Donor-conceived people can (from the age of 16 or, in practice, before with their parents' support) ask how many donor-conceived siblings are also recorded on the Register, whether they are registered as boys or girls and the year in which they were born. From the age of 18 a donor-conceived person who wishes to be put in touch with donor-conceived siblings can ask to join the HFEA's Donor Sibling Register. If any of their donor-conceived siblings also joins the register, the HFEA will put them in touch with each other.
Information available to donors
Egg and sperm donors can apply to find out limited information about the results of their donation, either from the HFEA directly or from the clinic where they donated their eggs or sperm. They can ask the HFEA whether their donation resulted in a birth and, if so, the assigned sex and year of birth of any children born. They cannot find out the identity of any children born, or their parents.
Find out more from the HFEA about how to apply for information about donor conception.
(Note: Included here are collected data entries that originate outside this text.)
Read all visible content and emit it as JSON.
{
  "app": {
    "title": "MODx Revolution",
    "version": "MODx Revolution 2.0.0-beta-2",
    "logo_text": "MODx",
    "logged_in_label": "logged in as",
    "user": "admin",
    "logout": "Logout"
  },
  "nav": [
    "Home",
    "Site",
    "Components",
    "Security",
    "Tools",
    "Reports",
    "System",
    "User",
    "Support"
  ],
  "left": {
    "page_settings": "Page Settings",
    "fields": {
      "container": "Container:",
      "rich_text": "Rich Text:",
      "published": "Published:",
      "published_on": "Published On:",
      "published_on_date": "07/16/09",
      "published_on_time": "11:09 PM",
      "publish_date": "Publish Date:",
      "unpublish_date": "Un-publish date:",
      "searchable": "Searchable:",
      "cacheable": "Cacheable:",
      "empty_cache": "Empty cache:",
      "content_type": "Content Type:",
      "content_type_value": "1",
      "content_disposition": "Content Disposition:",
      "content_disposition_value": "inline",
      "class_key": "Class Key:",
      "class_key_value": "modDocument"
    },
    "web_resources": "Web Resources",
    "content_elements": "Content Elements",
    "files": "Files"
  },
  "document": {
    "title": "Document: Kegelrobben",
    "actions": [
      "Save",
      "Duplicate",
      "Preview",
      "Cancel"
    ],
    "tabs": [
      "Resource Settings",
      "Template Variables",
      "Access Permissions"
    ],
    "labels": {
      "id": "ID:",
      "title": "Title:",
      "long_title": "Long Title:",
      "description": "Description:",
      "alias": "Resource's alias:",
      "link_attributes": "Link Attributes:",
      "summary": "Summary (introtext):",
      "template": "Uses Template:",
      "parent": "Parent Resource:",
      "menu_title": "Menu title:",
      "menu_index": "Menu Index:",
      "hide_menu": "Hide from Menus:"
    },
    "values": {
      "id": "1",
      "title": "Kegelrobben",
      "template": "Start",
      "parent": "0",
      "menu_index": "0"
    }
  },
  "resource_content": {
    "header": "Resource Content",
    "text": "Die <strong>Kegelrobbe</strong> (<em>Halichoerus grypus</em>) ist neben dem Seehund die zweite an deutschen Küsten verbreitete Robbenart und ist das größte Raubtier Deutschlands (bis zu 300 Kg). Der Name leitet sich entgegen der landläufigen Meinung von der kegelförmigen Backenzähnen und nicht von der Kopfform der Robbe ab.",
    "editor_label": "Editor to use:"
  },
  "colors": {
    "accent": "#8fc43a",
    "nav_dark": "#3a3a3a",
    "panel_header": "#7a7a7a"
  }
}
Donor-conceived people conceived before 1991
The HFEA Register of Information does not hold information about donor conception treatments which took place before 1 August 1991, which was when the HFEA came into existence. However, the Donor Conceived Register is a separate voluntary UK register which helps donor-conceived people, donors and genetic siblings make connections with each other using DNA matching and historic information from clinic records.
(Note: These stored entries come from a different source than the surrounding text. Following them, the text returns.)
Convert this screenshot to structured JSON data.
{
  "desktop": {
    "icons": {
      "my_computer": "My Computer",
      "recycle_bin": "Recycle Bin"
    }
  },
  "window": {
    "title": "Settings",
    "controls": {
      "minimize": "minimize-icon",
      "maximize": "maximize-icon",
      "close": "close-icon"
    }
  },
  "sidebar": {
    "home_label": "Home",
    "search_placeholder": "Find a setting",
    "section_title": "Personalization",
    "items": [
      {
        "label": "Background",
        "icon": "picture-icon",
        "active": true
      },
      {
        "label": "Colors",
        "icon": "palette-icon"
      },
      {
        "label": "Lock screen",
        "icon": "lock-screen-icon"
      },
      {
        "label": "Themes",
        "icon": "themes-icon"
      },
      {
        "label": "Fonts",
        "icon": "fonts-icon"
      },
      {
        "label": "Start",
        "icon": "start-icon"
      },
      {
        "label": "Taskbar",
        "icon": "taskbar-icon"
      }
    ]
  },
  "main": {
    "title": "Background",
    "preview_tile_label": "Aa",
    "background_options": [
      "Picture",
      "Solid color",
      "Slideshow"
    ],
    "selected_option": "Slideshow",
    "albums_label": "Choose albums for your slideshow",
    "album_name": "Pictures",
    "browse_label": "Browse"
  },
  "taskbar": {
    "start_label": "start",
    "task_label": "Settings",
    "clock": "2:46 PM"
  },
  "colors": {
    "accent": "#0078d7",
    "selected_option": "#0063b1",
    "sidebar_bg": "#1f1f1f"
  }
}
If conception takes place at a licensed clinic in the UK, the clinic has to follow all the following rules:
Screening of donors - egg and sperm donors must be screened to minimise the risk of diseases and genetic disorders being transmitted to the birth mother or to the child. Sperm donors have to undergo blood tests and semen analysis, and their sperm must be quarantined (held in storage) for a period of between six weeks and six months before it can be used in treatment. Donated eggs do not need to be quarantined, but the egg donor must be screened through blood tests and medical history.
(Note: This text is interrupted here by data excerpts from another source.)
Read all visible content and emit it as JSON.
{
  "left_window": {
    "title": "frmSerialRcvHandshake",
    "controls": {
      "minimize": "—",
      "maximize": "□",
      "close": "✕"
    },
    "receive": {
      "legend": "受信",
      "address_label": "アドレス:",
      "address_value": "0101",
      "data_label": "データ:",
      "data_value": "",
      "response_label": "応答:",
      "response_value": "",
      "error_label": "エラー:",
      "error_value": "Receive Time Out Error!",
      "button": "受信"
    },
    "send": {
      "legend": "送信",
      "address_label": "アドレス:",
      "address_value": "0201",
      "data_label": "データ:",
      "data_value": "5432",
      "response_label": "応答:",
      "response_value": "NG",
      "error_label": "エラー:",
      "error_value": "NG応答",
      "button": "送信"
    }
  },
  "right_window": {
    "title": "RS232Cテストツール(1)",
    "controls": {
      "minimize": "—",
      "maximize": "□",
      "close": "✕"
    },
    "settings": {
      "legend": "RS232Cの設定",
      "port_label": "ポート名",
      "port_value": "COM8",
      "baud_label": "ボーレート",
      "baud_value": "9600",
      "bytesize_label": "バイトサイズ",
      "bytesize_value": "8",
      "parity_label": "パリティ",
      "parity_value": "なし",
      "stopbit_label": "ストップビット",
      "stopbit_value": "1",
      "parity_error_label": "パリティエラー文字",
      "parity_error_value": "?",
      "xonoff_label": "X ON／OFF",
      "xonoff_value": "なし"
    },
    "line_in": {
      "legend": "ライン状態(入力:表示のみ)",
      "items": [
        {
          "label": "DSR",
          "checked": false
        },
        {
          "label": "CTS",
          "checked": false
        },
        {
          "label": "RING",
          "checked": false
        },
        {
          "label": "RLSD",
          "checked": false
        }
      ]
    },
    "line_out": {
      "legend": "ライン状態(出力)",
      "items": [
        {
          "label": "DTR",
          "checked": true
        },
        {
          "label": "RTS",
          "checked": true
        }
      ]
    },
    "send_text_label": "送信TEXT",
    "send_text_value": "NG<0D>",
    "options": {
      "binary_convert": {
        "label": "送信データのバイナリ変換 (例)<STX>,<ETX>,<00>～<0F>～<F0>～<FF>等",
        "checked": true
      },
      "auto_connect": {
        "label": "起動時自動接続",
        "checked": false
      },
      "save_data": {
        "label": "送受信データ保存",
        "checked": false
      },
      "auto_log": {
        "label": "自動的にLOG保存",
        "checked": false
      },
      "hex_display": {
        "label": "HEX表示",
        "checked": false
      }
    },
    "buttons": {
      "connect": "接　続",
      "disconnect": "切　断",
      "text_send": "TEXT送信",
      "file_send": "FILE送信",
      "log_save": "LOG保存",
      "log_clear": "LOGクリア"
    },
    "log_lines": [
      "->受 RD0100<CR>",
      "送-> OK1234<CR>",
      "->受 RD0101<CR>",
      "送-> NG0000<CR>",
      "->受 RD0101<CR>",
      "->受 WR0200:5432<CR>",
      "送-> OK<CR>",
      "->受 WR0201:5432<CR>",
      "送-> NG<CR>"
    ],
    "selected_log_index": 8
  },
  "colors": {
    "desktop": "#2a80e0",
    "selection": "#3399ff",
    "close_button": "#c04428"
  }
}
Payments to donors - donors can only be paid for their expenses within HFEA guidelines. Currently, the HFEA allows a fixed payment of £750 per cycle for egg donors and £35 per clinic visit for sperm donors. More can be paid for verifiable out of pocket expenses (not including international travel). Alternatively, donors can receive subsidised fertility treatment, including IVF or treatment to store eggs for future use (fertility clinics commonly refer to such arrangements as 'egg sharing' or more rarely 'sperm sharing' programmes).
Counselling - donors and parents must be offered counselling, including discussion about the long term implications of donor conception and the fact that the child is likely to benefit from knowing about his or her genetic origins.
Consent - donors have control over their eggs/sperm up to the point they are transferred into someone else's body, and clinics must comply with the terms of any consent they give. Find out more about consent in UK fertility treatment.
Family numbers - donors can donate to no more than ten different families via licensed clinics in the UK (as well as conceiving their own children).
Storage - eggs and sperm can normally be stored for a maximum of ten years, although patients with particular medical conditions may have the option to extend storage, for example if they have used your eggs or sperm to create embryos. Find out more about storage of eggs, sperm and embryos.
Importing donor eggs or sperm - donated eggs and sperm can only be imported into the UK from abroad if they comply with these rules (although the HFEA can make exceptions to this rule in particular cases).